El Rey… anda

Ayer, al mediodía, recibí un curioso mensaje en mi móvil: “Jaime, el rey ya camina. Ha resucitado como el paralítico de la Biblia”.

Caerse está permitido. Don Juan Carlos se ha caído demasiadas veces. Levantarse es obligado. También lo ha hecho, incluso, precipitadamente. Quien no se cae nunca no tiene una idea justa del esfuerzo que hay que hacer para mantenerse en pié. Era angustioso verle manteniendo el tipo sin poder. Pero hay caídas que nos sirven para levantarnos más felices. Como en esta ocasión.

Todos estos pensamientos, algunos anónimos persas, lo recuerdo a propósito de “la resurrección” de don Juan Carlos a quienes muchos, demasiados, ya le veían, como mínimo, inmovilizado en silla de ruedas cuando no postrado en la cama. Incluso hubo quien me dijo “no le volverás a ver de pié”.

Estos rumores los inventaban y propagaban, no algunos amigos míos que lo hacían con dolor, sino otros muchos que deseaban tan irresponsablemente y con motivos torticeros la abdicación. Incluso un militar de muy alta graduación próximo a La Zarzuela.

Según mi compañera en “El Mundo”, Ana Romero, y como ya he comentado aquí la noticia, el ¿general? se atrevió a pedir al Príncipe exigiera a su padre, el Rey, la abdicación. ¡Habrase visto tal osadía! ¿Cómo puede un miembro de las Fuerzas Armadas solicitar tal cosa al heredero? Ni un sindicalista de izquierdas ni tan siquiera Cayo Lara se atrevería a tal cosa, aunque lo estén deseando por aquello de ser el primer paso hacia la III República.

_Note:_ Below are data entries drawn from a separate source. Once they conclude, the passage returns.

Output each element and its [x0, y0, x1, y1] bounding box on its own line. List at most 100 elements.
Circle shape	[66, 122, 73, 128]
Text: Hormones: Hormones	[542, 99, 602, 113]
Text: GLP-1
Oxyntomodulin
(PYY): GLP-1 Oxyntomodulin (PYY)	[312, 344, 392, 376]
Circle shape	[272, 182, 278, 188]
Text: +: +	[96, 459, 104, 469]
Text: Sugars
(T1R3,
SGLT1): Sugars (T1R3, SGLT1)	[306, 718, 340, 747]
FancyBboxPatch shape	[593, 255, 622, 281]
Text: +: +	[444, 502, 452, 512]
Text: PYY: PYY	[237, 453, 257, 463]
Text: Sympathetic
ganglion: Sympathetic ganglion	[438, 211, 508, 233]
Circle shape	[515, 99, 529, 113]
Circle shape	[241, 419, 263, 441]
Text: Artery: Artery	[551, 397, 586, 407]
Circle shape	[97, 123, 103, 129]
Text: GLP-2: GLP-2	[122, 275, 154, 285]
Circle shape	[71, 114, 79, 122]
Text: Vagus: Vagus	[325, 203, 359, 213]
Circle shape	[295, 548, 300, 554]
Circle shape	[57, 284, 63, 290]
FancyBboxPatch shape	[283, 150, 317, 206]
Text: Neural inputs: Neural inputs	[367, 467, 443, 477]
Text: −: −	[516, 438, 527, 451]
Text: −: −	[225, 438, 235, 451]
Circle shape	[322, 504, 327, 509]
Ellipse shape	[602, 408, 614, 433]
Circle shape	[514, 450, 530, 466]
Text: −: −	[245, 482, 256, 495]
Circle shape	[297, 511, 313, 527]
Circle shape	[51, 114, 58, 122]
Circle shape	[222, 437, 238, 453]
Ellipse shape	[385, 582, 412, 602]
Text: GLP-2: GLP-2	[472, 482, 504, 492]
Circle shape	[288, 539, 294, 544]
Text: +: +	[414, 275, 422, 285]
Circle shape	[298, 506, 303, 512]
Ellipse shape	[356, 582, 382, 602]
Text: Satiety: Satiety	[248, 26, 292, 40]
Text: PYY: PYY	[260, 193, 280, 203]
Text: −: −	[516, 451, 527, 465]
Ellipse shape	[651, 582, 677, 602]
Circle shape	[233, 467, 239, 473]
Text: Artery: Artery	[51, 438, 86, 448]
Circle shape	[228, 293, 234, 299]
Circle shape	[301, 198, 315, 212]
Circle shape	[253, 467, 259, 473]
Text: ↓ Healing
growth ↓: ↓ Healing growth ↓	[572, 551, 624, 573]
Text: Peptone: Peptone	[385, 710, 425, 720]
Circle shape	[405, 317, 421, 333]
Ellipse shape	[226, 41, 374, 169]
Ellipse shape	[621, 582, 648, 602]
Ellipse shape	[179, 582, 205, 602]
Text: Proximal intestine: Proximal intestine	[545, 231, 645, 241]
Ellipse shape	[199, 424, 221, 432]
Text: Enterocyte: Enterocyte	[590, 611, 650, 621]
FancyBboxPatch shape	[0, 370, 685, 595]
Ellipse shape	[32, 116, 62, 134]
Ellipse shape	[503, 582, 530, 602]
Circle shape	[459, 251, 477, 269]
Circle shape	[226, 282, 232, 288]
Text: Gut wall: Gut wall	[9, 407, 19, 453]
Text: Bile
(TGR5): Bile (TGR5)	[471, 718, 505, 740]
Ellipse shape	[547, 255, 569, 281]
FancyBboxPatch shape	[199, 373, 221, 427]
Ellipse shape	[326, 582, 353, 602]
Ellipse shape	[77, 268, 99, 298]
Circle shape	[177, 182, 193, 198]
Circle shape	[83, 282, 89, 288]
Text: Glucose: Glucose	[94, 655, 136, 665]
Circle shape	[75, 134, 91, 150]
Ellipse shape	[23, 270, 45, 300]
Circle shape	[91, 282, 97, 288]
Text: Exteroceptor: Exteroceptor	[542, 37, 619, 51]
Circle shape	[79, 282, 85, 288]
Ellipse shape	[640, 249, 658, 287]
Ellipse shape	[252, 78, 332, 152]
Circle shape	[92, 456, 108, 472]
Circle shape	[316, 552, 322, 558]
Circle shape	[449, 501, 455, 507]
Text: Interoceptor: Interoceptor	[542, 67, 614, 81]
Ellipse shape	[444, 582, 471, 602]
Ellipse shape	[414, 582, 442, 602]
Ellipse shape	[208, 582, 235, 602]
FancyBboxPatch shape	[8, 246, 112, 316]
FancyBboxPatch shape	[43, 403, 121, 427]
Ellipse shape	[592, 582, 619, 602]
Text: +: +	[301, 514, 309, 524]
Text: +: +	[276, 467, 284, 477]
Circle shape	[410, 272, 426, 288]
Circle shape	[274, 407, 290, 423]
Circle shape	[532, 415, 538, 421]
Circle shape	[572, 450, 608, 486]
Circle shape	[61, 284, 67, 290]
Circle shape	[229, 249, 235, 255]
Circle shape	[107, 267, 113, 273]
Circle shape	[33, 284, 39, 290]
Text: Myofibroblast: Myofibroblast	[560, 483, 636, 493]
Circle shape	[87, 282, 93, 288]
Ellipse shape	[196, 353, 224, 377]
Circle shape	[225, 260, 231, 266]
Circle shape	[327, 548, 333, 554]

Esta insultante petición se merecía una respuesta más contundente que la de Felipe, quien se limitó a decirle “yo no puedo pedir tal cosa a mi padre”. Tenía que haberle puesto firme y despedirle con cajas destempladas amén de solicitar al ministro de Defensa abrirle un expediente si lo consideraba oportuno.

Por todo ello y por mucho más, ha hecho bien Su Majestad en ponerse en pié, advirtiendo que “aquí estoy dispuesto a dar mucha guerra”. ¡Que se preparen!

Me gustó que doña Sofía tuviera el detalle de acompañarle en la audiencia a Caballero Bonald, premio Cervantes de este año. Estoy seguro que habrá sido la primera en alegrarse de ver a don Juan Carlos recuperado o en vías de recuperación.

Como hija de rey que es, sabe muy bien que la abdicación ni se contempla. Lo dejó claro al decir, en varias ocasiones: “A un rey solo debe jubilarle la muerte. Que muera en su cama. Y se pueda decir: “El rey ha muerto, ¡viva el rey!”. Y lo expresa así a pesar de ser una sufridora esposa. ¡Ay! señor, cuánto le hacéis sufrir. Incluso públicamente. Y ya se sabe aquello de si la ofensa es pública, la reparación pública tiene que ser.

Pienso que los escándalos y las traiciones familiares (del yerno y de la nuera a los que tanto apoyó sin merecerlo) le han devuelto la profesionalidad del cargo, haciendo honor a lo que ha dicho siempre:

“Mi vida es la vida del rey. No tengo otra vida. Hago lo que creo debo hacer que, casi siempre, es muy poco: sencillamente estar. No pretendo ¡Dios me libre! acaparar protagonismo alguno. Yo, en mi sitio”.

Hasta que la muerte o el divorcio del que Raúl del Pozo escribe, les separe.